# Sand/de-nib between coats of on exterior woodwork?



## Krome10 (30 Sep 2016)

Hi all

I am currently doing up my external wooden windows. I have used Zinsser Bullseye 123 as the primer and will be using Eico Alterior Eggshell for the topcoats:

http://eico.co.uk/products/eico-alterior-eggshell-1l/

Should I lightly sand / de-nib the primer before painting the first topcoat? And should I sand/de-nib between topcoats?

Aside form general advise on that, what would be very helpful to know is what purpose the sanding/de-nibbing serves? Is it purely to get a better and smoother finish? Or does it make for a longer lasting job? In other words, is it purely aesthetics or does it serve practical purposes too? 

Many thanks

Max


----------



## RobinBHM (30 Sep 2016)

De-nibbing is generally done after the first coat. Applying any finish to bare timber dries with any fluffy grain, wood dust and raised grain leaving the surface rough.

A bit of rubbing back may be needed if required between subsequents coats if the surface is still rough.

Any sanding back between coats doesnt improve adhesion


----------



## morturn (30 Sep 2016)

The trick with painting is the get paint on, not sand it off. All your main rubbing down should be done before any panting so the surface should be clean, smooth and free from lose or flaking material.

Then apply a coat of primer to any bare wood and to the rebaits before re-puttying. Priming will raise the grain and set upright any wood fibres, so a light run down just to de-nib the surface of the primer.

Re-putty and fill the cracks and holes and apply a coat of undercoat. I often used to hear people say that “it just undercoat”, but a good solid undercoat is key. It should leave the surface free form any defects, clack, shakes or holes and it should look solid and covered. If it’s not, then undercoat again.

I do not share the view that “any sanding back between coats doesn’t improve adhesion”, in my opinion it does, and most importantly it removed any bits of dirt, debris or flies that have settled onto the wet surface before it dries. Again, a light rub over, mind the corners and edges, don’t break the surface of the paint.

The product you are interested in look like an eggshell finish, so it may be a question of applying two coats of the same.


----------



## Krome10 (6 Oct 2016)

Thanks for the replies - much appreciated. 

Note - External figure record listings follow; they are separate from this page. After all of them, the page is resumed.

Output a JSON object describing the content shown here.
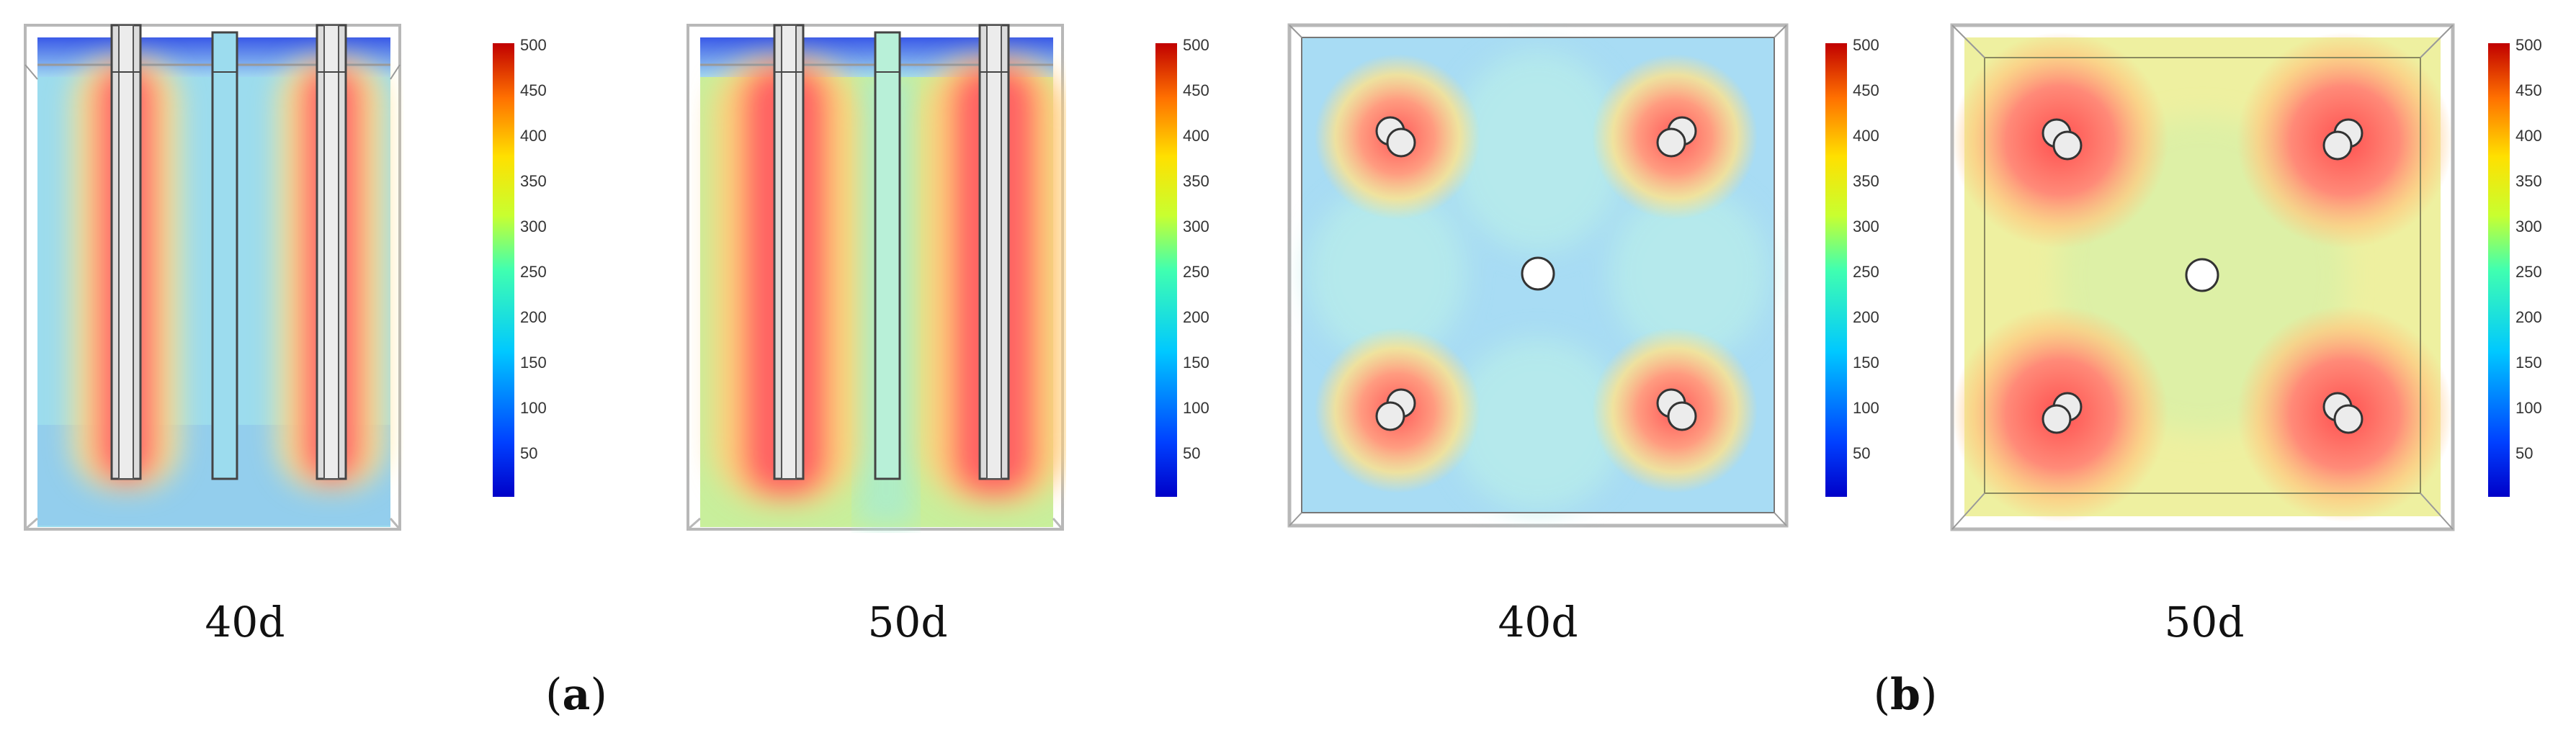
{
  "colorbar": {
    "ticks": [
      "500",
      "450",
      "400",
      "350",
      "300",
      "250",
      "200",
      "150",
      "100",
      "50"
    ]
  },
  "panels": [
    {
      "id": "a-40d",
      "caption": "40d",
      "view": "side",
      "state": "cool"
    },
    {
      "id": "a-50d",
      "caption": "50d",
      "view": "side",
      "state": "warm"
    },
    {
      "id": "b-40d",
      "caption": "40d",
      "view": "top",
      "state": "cool"
    },
    {
      "id": "b-50d",
      "caption": "50d",
      "view": "top",
      "state": "warm"
    }
  ],
  "subfigures": {
    "a": {
      "open": "(",
      "letter": "a",
      "close": ")"
    },
    "b": {
      "open": "(",
      "letter": "b",
      "close": ")"
    }
  },
  "colors": {
    "cool_background": "#8fd6f0",
    "warm_background": "#f0ec8c",
    "hot": "#f06060",
    "top_band": "#4a6cf0"
  }
}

I'm not so worried about a smooth finish, I just want the paint job to last as long as possible. If I can get away without a de-nib without affecting the performance then that's what I'll do. If the de-nib helps with adhesion - even with eggshell paint - then I guess I'll bite the bullet. Hmmmmm, decisions decisions! 

Cheers


----------



## Phil Pascoe (6 Oct 2016)

Make sure you don't over sand the timber, it can be counter productive as paint will peel off it more easily. Also make sure you knock off the arrises, for the same reason. A good lagging with a good preservative is worthwhile.


----------



## ED65 (6 Oct 2016)

morturn":3mf1kfvw said:


> Re-putty and fill the cracks and holes and apply a coat of undercoat. I often used to hear people say that “it just undercoat”, but a good solid undercoat is key. It should leave the surface free form any defects, clack, shakes or holes and it should look solid and covered. If it’s not, then undercoat again.


Completely agree. Doing this half-heartedly is what leads to many premature failures of the topcoat.



morturn":3mf1kfvw said:


> I do not share the view that “any sanding back between coats doesn’t improve adhesion”, in my opinion it does,


It does or it doesn't depending on the paint/coating and one or two variables. 

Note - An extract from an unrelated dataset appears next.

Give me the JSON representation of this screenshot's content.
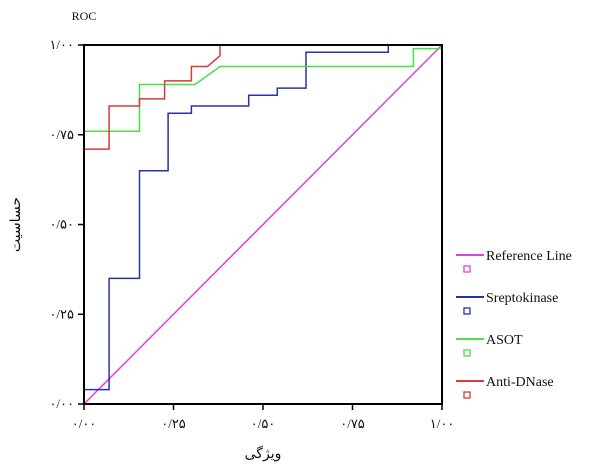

Any finish than can meld with itself (shellac or solvent-borne lacquers) doesn't require any sanding at all, although you can do it to help achieve a smoother final surface naturally. Those finishes which react chemically to provide a bond, this actually covers nearly all other finishes, the roughness of the surface does nothing to improve adhesion as long as the next coat is applied in good time: within the 'recoat window'.

Where you absolutely must sand or scuff is applying to dissimilar materials with a very smooth or glossy surface or when the previous coating of the same finish has had a chance to cure, i.e. you're beyond the recoat window and therefore the dried paint/whatever can no longer be reacted with.


----------